15.10 - Character Set Support - Access Module

Teradata Tools and Utilities Access Module Reference

prodname
Access Module
vrm_release
15.10
category
Programming Reference
featnum
B035-2425-035K

Character Set Support

The following session character sets are supported for transferring data:

  • UTF‑8: Preferred character set because it accommodates a superset of characters handled by the other character sets.
  • UTF16: Ensure data source and OLE DB provider used to connect source/destination database supports UNICODE characters while using UTF‑16 session character set.
  • ASCII: The Teradata OLE DB Access Module uses the code page of the system locale (also called the system default ANSI code page) when using ASCII. Teradata’s ASCII character set does not match Microsoft’s code page, so character conversions produce minor differences. If an exact match is required, use the UTF‑8 session character set.
  • Note: Previous versions of the Teradata OLE DB Access Module used the ANSI‑Latin1 (1252) code page when the ASCII session character set was used, regardless of the system locale.
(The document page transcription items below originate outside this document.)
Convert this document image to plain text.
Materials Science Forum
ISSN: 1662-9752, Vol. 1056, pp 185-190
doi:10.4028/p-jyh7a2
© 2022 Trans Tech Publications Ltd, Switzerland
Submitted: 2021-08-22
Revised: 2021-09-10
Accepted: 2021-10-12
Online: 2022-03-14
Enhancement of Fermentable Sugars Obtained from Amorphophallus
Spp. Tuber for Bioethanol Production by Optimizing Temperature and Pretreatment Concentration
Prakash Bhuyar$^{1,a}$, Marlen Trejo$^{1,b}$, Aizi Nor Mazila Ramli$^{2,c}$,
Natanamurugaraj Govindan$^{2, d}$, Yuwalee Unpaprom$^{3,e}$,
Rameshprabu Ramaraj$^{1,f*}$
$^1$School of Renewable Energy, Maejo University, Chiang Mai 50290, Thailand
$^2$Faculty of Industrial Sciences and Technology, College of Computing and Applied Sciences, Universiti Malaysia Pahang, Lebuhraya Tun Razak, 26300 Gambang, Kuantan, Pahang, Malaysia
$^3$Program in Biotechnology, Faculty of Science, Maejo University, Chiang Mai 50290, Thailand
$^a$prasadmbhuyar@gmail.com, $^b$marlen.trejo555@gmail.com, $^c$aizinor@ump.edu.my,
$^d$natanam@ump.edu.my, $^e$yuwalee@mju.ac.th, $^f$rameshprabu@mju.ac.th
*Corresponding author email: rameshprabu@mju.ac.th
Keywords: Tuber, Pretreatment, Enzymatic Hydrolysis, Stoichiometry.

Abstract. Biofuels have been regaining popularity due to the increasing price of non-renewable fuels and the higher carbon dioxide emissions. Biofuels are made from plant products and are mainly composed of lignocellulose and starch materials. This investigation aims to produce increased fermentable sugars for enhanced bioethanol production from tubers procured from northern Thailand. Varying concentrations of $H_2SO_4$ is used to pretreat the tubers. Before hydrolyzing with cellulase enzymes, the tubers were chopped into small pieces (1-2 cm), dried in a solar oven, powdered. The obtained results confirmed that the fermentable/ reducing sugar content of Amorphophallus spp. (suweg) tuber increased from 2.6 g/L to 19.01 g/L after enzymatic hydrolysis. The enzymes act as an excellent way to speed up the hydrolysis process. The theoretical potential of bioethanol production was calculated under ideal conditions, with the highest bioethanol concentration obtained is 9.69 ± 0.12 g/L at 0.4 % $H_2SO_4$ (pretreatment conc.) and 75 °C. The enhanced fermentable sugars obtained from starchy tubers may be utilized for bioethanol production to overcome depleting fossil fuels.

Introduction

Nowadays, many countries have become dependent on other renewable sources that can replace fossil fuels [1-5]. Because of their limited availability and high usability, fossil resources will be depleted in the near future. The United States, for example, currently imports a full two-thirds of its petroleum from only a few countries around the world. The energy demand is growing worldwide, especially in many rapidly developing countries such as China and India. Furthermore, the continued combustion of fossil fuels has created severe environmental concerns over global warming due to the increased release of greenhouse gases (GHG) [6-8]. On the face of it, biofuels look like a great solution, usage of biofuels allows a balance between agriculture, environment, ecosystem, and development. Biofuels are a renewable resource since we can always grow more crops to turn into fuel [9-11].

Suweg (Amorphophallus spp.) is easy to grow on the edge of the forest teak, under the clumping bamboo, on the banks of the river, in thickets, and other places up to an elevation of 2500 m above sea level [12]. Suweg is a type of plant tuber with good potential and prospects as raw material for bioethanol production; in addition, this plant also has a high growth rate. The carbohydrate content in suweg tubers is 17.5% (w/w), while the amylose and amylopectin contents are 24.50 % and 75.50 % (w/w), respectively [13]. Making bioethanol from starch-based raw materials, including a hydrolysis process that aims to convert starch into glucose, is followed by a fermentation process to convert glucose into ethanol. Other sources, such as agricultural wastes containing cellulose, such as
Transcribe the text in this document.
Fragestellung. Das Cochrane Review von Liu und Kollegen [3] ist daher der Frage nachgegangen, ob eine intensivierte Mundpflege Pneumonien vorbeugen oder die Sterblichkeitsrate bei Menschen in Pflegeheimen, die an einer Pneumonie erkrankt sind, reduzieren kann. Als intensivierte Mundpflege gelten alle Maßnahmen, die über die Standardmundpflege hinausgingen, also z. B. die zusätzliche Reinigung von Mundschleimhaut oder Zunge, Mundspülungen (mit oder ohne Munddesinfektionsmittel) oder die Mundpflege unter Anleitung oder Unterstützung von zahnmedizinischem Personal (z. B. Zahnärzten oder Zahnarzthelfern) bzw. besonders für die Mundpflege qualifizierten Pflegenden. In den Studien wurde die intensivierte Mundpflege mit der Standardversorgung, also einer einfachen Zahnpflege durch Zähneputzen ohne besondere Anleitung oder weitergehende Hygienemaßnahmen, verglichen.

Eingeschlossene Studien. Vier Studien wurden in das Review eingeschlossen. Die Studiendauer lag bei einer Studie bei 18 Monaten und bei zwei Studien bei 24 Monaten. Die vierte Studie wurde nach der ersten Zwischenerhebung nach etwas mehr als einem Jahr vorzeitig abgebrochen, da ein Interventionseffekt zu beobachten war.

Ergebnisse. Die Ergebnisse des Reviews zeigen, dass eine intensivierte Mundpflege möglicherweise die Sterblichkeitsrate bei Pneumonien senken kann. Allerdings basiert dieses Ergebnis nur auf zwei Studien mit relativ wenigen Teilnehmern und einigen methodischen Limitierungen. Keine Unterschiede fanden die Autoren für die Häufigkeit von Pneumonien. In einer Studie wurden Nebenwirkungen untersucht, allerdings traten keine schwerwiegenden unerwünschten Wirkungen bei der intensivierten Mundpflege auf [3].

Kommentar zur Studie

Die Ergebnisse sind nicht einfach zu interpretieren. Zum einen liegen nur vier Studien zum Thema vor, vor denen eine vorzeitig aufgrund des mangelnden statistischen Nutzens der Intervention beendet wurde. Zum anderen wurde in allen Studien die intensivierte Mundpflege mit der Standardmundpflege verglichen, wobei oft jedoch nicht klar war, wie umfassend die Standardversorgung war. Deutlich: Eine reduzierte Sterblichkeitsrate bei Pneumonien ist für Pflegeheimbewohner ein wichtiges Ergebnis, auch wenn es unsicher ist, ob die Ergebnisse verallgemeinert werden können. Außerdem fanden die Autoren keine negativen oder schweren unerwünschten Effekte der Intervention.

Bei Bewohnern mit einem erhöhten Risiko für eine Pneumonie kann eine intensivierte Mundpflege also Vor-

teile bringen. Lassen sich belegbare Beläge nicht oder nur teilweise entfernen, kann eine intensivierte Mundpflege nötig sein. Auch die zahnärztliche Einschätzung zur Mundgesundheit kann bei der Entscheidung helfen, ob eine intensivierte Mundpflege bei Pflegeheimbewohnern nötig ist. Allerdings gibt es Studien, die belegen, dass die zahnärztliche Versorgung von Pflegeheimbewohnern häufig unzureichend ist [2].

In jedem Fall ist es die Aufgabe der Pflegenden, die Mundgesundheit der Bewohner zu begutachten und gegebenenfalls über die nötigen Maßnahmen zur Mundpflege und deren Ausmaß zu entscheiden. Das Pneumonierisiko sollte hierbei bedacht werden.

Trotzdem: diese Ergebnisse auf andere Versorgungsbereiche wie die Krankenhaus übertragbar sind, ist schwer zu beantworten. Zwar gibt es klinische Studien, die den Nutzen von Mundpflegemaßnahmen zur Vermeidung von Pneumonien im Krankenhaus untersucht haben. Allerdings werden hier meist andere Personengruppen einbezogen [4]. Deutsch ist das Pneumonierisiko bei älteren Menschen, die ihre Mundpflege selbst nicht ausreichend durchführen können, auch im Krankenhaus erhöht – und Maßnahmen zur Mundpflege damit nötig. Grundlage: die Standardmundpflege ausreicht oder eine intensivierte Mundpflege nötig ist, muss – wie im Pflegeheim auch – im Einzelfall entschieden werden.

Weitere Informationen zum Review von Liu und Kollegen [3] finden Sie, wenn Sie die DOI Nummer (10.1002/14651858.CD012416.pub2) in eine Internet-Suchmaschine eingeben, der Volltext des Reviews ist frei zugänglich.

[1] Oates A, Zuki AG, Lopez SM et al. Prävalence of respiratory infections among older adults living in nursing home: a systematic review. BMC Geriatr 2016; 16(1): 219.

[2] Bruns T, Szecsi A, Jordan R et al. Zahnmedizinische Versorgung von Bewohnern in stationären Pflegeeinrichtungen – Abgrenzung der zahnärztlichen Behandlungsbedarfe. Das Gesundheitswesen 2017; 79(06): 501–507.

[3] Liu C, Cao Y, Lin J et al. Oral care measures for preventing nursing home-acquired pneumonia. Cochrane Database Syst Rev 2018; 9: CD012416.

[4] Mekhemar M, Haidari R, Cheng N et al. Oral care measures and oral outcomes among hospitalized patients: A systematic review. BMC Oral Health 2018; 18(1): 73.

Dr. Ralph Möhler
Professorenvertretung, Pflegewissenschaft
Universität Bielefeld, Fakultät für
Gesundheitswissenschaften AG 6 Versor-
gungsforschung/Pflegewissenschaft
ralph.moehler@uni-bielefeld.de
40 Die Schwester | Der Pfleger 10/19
  • KANJISJIS_0S: Teradata’s Kanji_SJIS character set does not exactly match Microsoft’s Japanese Shift‑JIS code page, so character conversions produce minor differences. If an exact match is required, use the UTF‑8 session character set.
  • LATIN1252_0A: All UNICODE character strings transferred to the Teradata Database are converted to ANSI‑Latin 1 by the Teradata OLE DB Access Module before being passed to a Teradata utility.
  • ANSI‑Latin1 (1252) Code Page

    When the ASCII character set is specified, the Teradata OLE DB Access Module uses the code page of the system locale. If the code page of the system locale is one in which some characters consume more than one byte, the Teradata OLE DB Access Module can return longer character fields during execution of a load job than if the 1252 code page were used. Teradata OleLoad generates load job scripts that account for this change.

    Update any existing scripts. For example, a system locale of “Chinese (Taiwan)” has a code page of 950, which has a maximum character size of 2 B. If existing FastLoad job scripts using the ASCII session character set to load character data from the Teradata OLE DB Access Module, update the scripts to account for the fact that there may be 2 B per character. For example, double the value of <n> in CHAR(<n>) and VARCHAR(<n>) fields located in the CREATE TABLE and DEFINE statements included in the FastLoad job scripts.
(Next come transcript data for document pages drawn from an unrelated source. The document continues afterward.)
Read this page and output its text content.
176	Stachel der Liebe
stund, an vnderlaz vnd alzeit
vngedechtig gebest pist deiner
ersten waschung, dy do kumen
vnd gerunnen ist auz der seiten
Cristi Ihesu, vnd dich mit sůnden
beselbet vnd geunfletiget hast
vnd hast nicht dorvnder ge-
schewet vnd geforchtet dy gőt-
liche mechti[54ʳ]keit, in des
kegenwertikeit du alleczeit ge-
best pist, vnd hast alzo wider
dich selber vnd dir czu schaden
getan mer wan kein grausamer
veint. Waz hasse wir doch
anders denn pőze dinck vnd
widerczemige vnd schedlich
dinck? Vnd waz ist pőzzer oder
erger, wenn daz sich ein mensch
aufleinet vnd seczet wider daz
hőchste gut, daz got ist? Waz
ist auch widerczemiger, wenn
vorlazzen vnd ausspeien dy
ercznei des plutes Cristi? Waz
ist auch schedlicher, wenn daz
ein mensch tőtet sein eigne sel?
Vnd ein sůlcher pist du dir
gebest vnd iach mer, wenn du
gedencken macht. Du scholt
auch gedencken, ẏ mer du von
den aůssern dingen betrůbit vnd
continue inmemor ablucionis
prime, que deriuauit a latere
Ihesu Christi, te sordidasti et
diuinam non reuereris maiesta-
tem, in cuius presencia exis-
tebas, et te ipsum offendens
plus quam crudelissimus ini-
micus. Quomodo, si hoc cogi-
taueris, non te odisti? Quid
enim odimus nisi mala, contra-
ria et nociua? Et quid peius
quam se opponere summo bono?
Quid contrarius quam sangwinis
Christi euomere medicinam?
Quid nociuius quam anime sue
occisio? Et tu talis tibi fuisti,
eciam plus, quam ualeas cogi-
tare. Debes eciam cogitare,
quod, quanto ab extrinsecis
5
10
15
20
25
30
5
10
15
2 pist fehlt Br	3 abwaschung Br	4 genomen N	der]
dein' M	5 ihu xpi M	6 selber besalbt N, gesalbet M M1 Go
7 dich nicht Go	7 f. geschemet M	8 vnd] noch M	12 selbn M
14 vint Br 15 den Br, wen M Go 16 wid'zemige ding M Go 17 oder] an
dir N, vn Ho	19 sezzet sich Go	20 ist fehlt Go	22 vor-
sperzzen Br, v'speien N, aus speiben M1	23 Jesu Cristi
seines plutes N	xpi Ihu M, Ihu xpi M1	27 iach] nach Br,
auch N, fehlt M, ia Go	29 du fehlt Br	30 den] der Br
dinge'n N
    Session Character Sets

    All Teradata utilities notify the Teradata OLE DB Access Module about the session character set they use.

    To set session character sets, specify the character set name as follows:

  • For jobs launched from the Teradata OleLoad GUI, specify the session character set in the Advanced Settings dialog box.
  • For jobs launched without the Teradata OleLoad GUI, specify a character set name as follows:
  • Teradata FastExport, Teradata MultiLoad, or Teradata TPump – Specify the ‑c character‑set‑name parameter at runtime in the command line to set the session character set name.
  • BTEQ or Teradata FastLoad – Specify the .SET SESSION CHARSET command in a script.
  • Teradata PT – Specify the USING CHAR(ACTER) SET charset‑id phrase in the Teradata PT job script.